Il fut entendu en date du même jour par un agent du service de police judiciaire, section police des étrangers et des jeux, de la gendarmerie grand-ducale, sur son identité ainsi que sur l’itinéraire suivi pour venir au Luxembourg.

Monsieur SABOTIC fut en outre entendu en date du 7 décembre 2000 par un agent du ministère de la Justice sur les motifs à la base de sa demande d’asile.

Par décision du 23 janvier 2001, notifiée en date du 16 février 2001, le ministre de la Justice l’informa que sa demande avait été rejetée. Ladite décision est motivée comme suit :

« Il résulte de vos déclarations que vous avez quitté le Monténégro huit jours environ avant d’arriver au Luxembourg. Votre voyage vous a mené à Bar, à Sarajevo et en Italie. De là, vous avez pris place dans une camionnette qui vous a conduit au Luxembourg.

Vous exposez que vous n’avez pas fait votre service militaire bien que vous y ayez été convoqué en 1993. Vous prétendez avoir été recherché, depuis cette époque-là, par la police militaire, tant à Belgrade qu’au Monténégro. Vous expliquez que les contrôles d’identité que vous auriez subis étaient très fréquents et qu’à ces occasions, vous auriez été maltraité. Vous expliquez ces mauvais traitements d’une part, par le fait que vous êtes musulman et d’autre part, par une pénible homonymie avec un Monténégrin coupable d’un attentat terroriste. Vous ajoutez que vous vous seriez caché de nombreuses années dans le montagnes du Monténégro, mais que vous auriez été retrouvé par la police militaire après la régularisation de vos papiers au Monténégro.

Vous dites encore avoir été membre du parti politique SDA.

Je vous informe que la reconnaissance du statut de réfugié n’est pas uniquement conditionnée par la situation générale du pays d’origine, mais aussi, et surtout par la situation particulière du demandeur d’asile qui doit établir, concrètement, que sa situation individuelle est telle qu’elle laisse supposer une crainte justifiée de persécution au sens de la Convention de Genève.

La seule crainte de peines du chef d’insoumission ne constitue pas un motif justifiant la reconnaissance du statut de réfugié puisqu’elle ne saurait, à elle seule, fonder une crainte justifiée d’être victime de persécutions au sens de la Convention de Genève. De même, l’insoumission ne constitue pas, à elle seule, un motif valable pour obtenir le statut de réfugié.

Il ne ressort pas non plus de vos déclarations que vous auriez été dans une position particulièrement exposée du fait de vos activités politiques.

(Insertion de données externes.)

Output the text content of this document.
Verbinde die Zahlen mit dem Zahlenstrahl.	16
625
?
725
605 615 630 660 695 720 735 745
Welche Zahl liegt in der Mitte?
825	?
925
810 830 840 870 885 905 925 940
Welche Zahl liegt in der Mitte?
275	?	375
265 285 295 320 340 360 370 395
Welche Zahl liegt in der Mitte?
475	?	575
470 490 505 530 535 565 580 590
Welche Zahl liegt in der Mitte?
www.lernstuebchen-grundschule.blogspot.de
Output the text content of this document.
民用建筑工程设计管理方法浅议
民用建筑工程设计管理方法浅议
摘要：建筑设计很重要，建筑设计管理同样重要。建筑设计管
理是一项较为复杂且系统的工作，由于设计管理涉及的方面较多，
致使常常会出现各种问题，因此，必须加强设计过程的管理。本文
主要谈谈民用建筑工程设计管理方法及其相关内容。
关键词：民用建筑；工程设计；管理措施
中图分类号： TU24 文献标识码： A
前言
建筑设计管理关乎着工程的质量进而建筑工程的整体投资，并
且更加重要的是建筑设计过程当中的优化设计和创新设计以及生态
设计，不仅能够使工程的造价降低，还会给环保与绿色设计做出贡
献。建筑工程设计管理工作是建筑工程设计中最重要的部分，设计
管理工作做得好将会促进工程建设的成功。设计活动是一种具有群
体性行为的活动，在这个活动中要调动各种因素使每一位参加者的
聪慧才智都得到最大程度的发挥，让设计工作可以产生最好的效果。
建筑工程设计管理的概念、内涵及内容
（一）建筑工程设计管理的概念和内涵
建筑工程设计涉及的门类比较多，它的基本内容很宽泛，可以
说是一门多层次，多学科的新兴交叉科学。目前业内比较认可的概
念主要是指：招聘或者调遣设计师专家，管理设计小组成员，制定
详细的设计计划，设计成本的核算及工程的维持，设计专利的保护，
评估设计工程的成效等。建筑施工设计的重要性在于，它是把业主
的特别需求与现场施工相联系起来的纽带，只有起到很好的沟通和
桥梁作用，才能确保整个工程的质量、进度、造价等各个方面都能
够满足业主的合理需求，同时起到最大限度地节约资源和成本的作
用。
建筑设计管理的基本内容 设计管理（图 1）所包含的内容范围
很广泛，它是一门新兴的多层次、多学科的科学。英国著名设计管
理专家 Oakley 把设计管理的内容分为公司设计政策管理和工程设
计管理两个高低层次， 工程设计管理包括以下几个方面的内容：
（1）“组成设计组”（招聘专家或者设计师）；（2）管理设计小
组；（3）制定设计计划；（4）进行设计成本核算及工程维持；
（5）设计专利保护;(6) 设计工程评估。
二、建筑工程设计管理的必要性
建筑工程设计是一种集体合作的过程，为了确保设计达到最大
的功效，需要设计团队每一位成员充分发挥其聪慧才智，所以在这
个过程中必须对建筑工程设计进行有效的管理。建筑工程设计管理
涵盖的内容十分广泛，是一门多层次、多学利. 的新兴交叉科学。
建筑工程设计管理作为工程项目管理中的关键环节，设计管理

Je dois constater que les autres faits que vous invoquez, à les supposer établis, ne sont pas non plus d’une gravité telle qu’ils puissent fonder un fait de persécutions au sens de la Convention de Genève.

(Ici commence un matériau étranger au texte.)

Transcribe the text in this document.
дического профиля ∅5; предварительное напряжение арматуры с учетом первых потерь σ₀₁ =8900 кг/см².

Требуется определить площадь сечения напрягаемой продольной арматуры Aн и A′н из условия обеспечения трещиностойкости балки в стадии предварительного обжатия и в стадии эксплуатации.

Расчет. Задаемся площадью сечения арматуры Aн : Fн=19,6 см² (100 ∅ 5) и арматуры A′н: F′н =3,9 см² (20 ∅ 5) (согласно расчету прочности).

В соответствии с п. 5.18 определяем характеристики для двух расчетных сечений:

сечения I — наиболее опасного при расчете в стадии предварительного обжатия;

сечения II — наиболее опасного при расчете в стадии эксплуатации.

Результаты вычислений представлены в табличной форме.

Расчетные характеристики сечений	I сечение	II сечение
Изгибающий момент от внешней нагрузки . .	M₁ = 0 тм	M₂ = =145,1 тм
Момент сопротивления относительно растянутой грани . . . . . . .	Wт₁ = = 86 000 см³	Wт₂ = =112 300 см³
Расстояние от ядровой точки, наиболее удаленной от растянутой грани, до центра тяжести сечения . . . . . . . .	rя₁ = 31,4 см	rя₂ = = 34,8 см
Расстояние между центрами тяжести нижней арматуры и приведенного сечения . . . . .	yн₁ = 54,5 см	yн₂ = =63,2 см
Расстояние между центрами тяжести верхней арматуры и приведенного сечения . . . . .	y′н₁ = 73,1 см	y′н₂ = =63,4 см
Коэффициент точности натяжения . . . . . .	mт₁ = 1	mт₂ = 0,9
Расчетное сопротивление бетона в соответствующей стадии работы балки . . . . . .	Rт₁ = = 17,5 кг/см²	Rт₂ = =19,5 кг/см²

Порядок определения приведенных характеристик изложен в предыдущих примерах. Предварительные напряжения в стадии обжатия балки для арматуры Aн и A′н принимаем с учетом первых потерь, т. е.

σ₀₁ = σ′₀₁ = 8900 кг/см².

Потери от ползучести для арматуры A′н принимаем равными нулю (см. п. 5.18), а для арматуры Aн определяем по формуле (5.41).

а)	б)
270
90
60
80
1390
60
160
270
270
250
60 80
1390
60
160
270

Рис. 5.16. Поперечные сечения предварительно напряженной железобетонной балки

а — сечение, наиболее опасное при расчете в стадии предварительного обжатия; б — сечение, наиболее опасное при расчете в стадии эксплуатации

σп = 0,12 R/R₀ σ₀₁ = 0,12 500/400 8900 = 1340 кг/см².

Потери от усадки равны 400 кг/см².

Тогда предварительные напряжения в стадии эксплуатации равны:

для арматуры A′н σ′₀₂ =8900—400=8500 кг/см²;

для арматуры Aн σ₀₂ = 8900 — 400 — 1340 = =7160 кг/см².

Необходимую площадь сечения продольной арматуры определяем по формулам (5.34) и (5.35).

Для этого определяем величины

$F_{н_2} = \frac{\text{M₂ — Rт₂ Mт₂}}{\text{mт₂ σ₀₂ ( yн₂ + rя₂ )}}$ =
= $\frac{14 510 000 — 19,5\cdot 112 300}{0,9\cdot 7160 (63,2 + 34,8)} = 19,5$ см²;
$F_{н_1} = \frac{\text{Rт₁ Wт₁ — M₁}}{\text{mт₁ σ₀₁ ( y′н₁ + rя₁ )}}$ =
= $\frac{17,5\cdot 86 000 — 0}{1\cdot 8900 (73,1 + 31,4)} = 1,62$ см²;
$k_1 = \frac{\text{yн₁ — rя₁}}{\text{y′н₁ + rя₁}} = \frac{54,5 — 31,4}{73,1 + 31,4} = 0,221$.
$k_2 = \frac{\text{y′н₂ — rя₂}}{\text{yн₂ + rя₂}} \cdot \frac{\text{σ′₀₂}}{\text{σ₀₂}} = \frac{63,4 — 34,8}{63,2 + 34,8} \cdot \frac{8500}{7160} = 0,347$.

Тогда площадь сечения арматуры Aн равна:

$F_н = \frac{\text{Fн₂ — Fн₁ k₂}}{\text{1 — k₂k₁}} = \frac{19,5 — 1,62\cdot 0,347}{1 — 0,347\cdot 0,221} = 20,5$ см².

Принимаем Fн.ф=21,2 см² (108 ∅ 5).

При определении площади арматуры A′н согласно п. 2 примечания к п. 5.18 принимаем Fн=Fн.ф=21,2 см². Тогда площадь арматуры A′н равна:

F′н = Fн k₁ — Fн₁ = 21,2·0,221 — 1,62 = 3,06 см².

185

De plus, le régime politique en Yougoslavie vient de changer au mois d’octobre 2000 avec la venue au pouvoir d’un président élu démocratiquement. Un nouveau gouvernement a été mis en place sans la participation des partisans de l’ancien régime.

La Yougoslavie a retrouvé sa place dans la communauté internationale ce qui traduit notamment son adhésion à l’ONU et à l’OSCE. Des pourparlers sont en cours pour accorder l’amnistie aux déserteurs et aux insoumis.

Je dois donc en conclure que vous n’alléguez aucune crainte raisonnable de persécutions entrant dans le cadre de l’article 1er, A,2 de la Convention de Genève et qui soit susceptible de vous rendre la vie intolérable dans votre pays, telle une crainte 2 justifiée de persécutions en raison de vos opinions politiques, de votre race, de votre religion, de votre nationalité ou de votre appartenance à un groupe social.

Votre demande en obtention du statut de réfugié est dès lors refusée comme non fondée au sens de l’article 11 de la loi du 3 avril 1996 portant création 1) d’une procédure relative à l’examen d’une demande d’asile ; 2) d’un régime de protection temporaire, de sorte que vous ne sauriez bénéficier de la protection accordée par la Convention de Genève. » Par lettre du 15 mars 2001, Monsieur SABOTIC introduisit par le biais de son mandataire, un recours gracieux à l’encontre de la décision ministérielle précitée du 23 janvier 2001.

Par décision du 3 avril 2001, le ministre de la Justice confirma sa décision négative antérieure.

Par requête déposée en date du 3 mai 2001, Monsieur SABOTIC a fait introduire un recours tendant à la réformation des décisions précitées du ministre de la Justice des 23 janvier et 3 avril 2001.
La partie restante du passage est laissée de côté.